Known Bots protects your websites, mobile applications, and APIs from malicious bots such as DoS, Spam, and Crawler, etc, and known good bots such as known search engines without affecting the flow of critical traffic.
This feature identifies and manages a wide range of attacks from automated tools no matter where these applications or APIs are deployed.
Two predefined known bots rules are available here. You can also configure new known bots rules and apply the rules in a bot mitigation policy, see Configuring bot mitigation policy.
When enabled, the known bots items will skip the subsequent scans after Known Bots (See the scan sequence of Known Bots in Sequence of scans) . This feature reduces false positives and improves performance.
To configure a known bots rule
- Go to Bot Mitigation > Known Bots.
- Click Create New.
- Configure these settings.
Type a name that can be referenced by other parts of the configuration.
Click to enable or disable the bot check for this rule.
In each row, select the action that FortiWeb takes when it detects a violation of the rule.
Alert—Accept the request and generate an alert email and/or log message.
Alert & Deny—Block the request (or reset the connection) and generate an alert email and/or log message.
You can customize the web page that FortiWeb returns to the client with the HTTP status code. For details, see Customizing error and authentication pages (replacement messages).
Deny (no log)—Block the request (or reset the connection).
Period Block—Block subsequent requests from the client for a number of seconds. Also configure Period Block.
Note: If FortiWeb is deployed behind a NAT load balancer, when using this option, you must also define an X-header that indicates the original client’s IP. Failure to do so may cause FortiWeb to block all connections when it detects a violation of this type. For details, see Defining your proxies, clients, & X-headers.
- Redirect—Redirect the request to the URL that you specify in the protection profile and generate an alert email and/or log message. Also configure Redirect URL and Redirect URL With Reason.
Send HTTP Response—Block and reply to the client with an HTTP error message and generate an alert email and/or log message.
You can customize the attack block page and HTTP error code that FortiWeb returns to the client. For details, see Customizing error and authentication pages (replacement messages).
Bypass—Accept the request.
In each row, type the number of seconds that you want to block subsequent requests from the client after the FortiWeb appliance detects that the client has violated the rule.

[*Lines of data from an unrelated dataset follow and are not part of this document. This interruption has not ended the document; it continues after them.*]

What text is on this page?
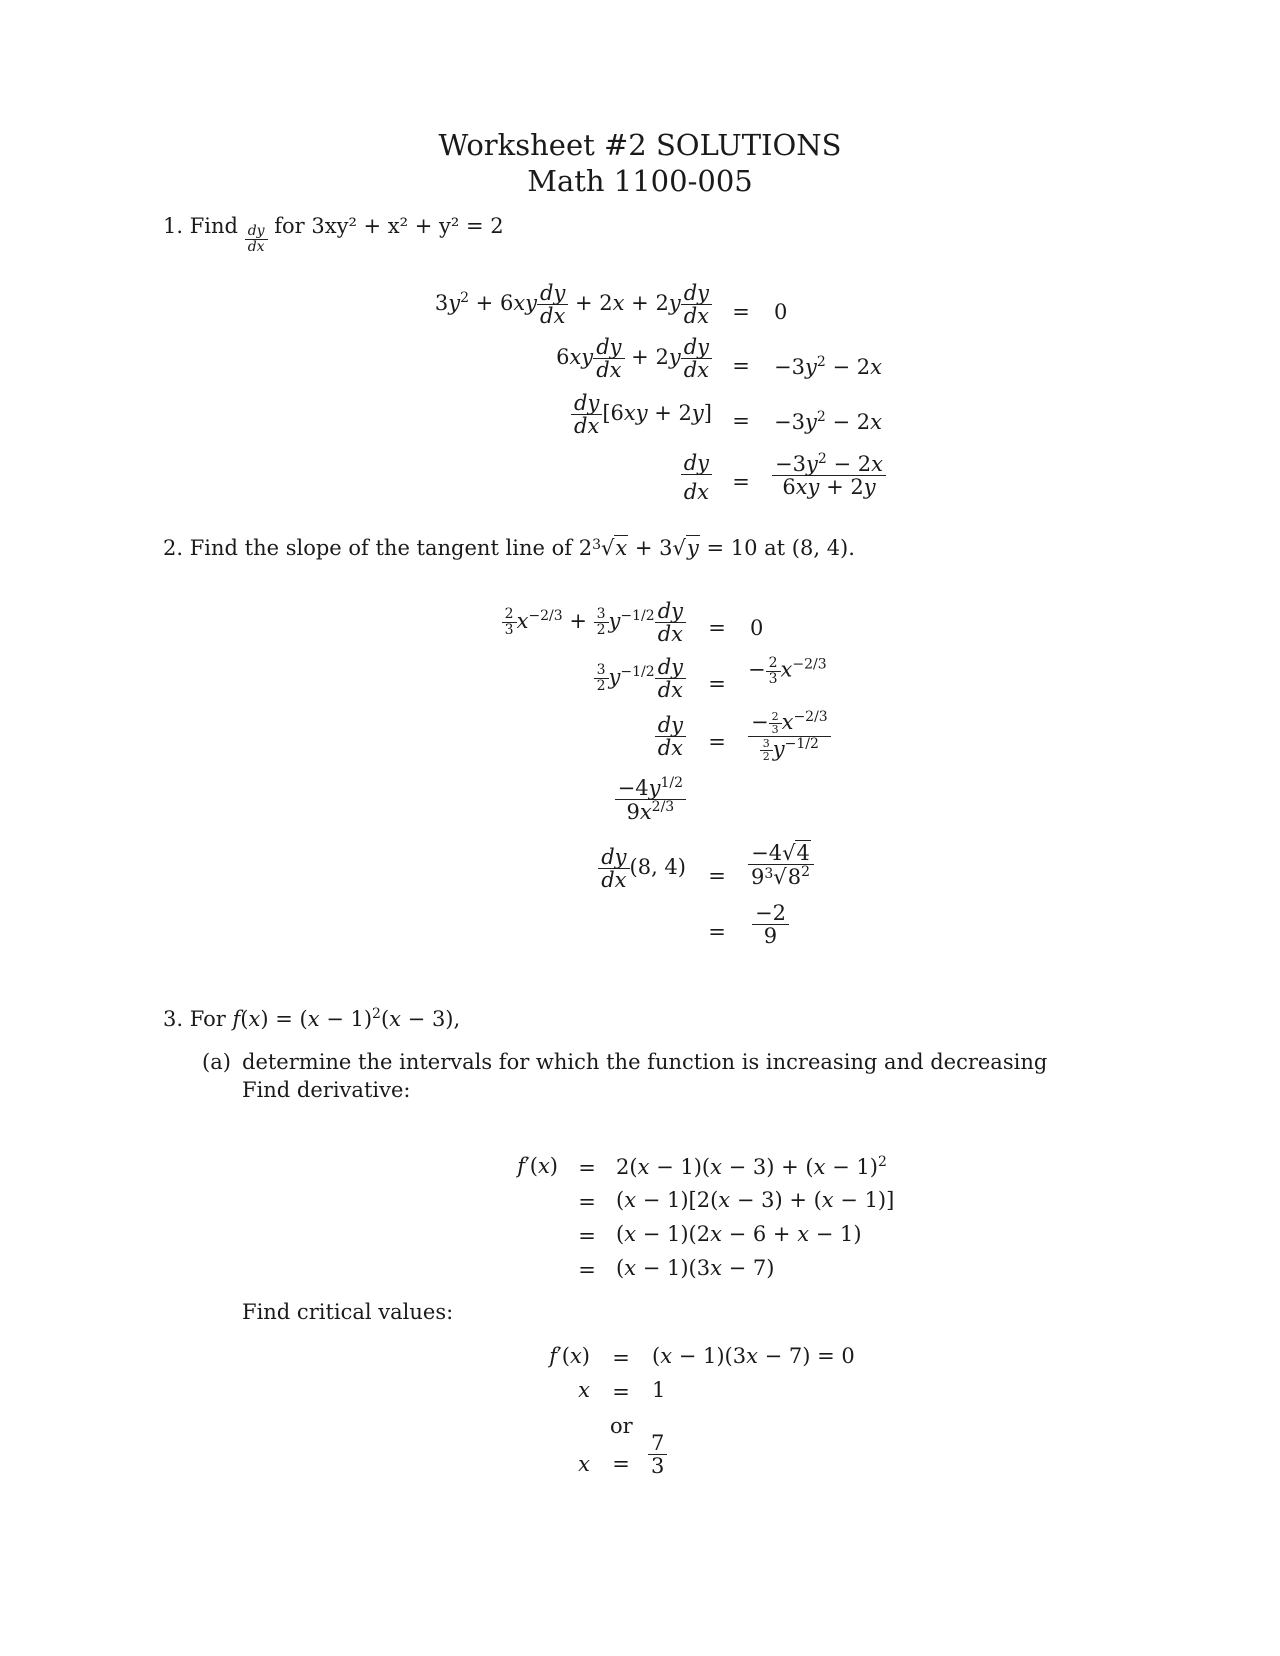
Worksheet #2 SOLUTIONS
Math 1100-005
1. Find $\frac{dy}{dx}$ for 3xy² + x² + y² = 2
$3y^2 + 6xy \frac{dy}{dx} + 2x + 2y \frac{dy}{dx} = 0$
$6xy \frac{dy}{dx} + 2y \frac{dy}{dx} = -3y^2 - 2x$
$\frac{dy}{dx} [6xy + 2y] = -3y^2 - 2x$
$\frac{dy}{dx} = \frac{-3y^2 - 2x}{6xy + 2y}$
2. Find the slope of the tangent line of $2^3√x + 3√y = 10$ at (8, 4).
$\frac{2}{3} x^{-2/3} + \frac{3}{2} y^{-1/2} \frac{dy}{dx} = 0$
$\frac{3}{2} y^{-1/2} \frac{dy}{dx}$ =
− $\frac{2}{3} x^{-2/3}$
$\frac{dy}{dx} = \frac{- \frac{2}{3} x^{-2/3}}{\frac{3}{2} y^{-1/2}}$
$\frac{-4y^{1/2}}{9x^{2/3}}$
$\frac{dy}{dx} (8$, $4) = \frac{-4√4}{9^3√8^2}$
= $\frac{-2}{9}$
3. For $f(x) = (x - 1)^2(x - 3)$,
(a) determine the intervals for which the function is increasing and decreasing
Find derivative:
$f'(x) = 2(x - 1)(x - 3) + (x - 1)^2$
= (x − 1)[2(x − 3) + (x − 1)]
= (x − 1)(2x − 6 + x − 1)
= (x − 1)(3x − 7)
Find critical values:
f′(x) = (x − 1)(3x − 7) = 0
x = 1
or
$x = \frac{7}{3}$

When rule violations are recorded in the attack log, each log message contains a Severity Level (
severity_level) field. In each row, select which severity level the FortiWeb appliance will use when it logs a violation of the rule:
Set the weight for the threat by dragging the bar.
In each row, select which trigger, if any, that the FortiWeb appliance will use when it logs and/or sends an alert email about a violation of each rule. For details, see Viewing log messages.
Click to select the bots not to be scanned. If you want to add an exception, select the items in the Enabled List, then move it to the Disabled List.
You can also add exceptions from the attack logs.
Configure to analyze the
User-Agent:HTTP header and block known content scrapers, spiders looking for vulnerabilities, and other typically unwanted automated clients.
Link checkers, retrievals of entire websites for a user’s offline use, and other automated uses of the web (sometimes called robots, spiders, web crawlers, or automated user agents) often access websites at a more rapid rate than human users. However, it would be unusual for them to request the same URL within that time frame.
Usually, web crawlers request many different URLs in rapid sequence. For example, while indexing a website, a search engine’s web crawler may rapidly request the website’s most popular URLs. If the URLs are web pages, it may also follow the hyperlinks by requesting all URLs mentioned in those pages. In this way, the behavior of web crawlers differs from a typical brute force login attack, which focuses repeatedly on one URL.
Some robots, however, are not well-behaved. You can request that robots not index and/or follow links, and disallow their access to specific URLs (see http://www.robotstxt.org/). However, misbehaving robots frequently ignore the request, and there is no single standard way to rate-limit robots.
To verify that bad robot detection is being applied, attempt to download a web page using widget (http://www.gnu.org/software/wget), which is sometimes used for content scraping.
Known Good Bots
Configure to exempt popular search engines’ spiders from DoS sensors, brute force login sensors, HTTP protocol constraints, combination rate & access control (called “advanced protection” and “custom policies” in the web UI), and blocking by geographic location (Geo IP).
This option improves access for search engines. Rapid access rates, unusual HTTP usage, and other characteristics that may be suspicious for web browsers are often normal with search engines. If you block them, your websites’ rankings and visibility may be affected.
By default, this option allows all popular predefined search engines. Known search engine indexer source IPs are updated via FortiGuard Security Service. To specify which search engines are exempted, click and select the search engines, then click OK. See also Blacklisting known bots.
- Click OK.
- To apply the known bots rule, select it in Configuring bot mitigation policy.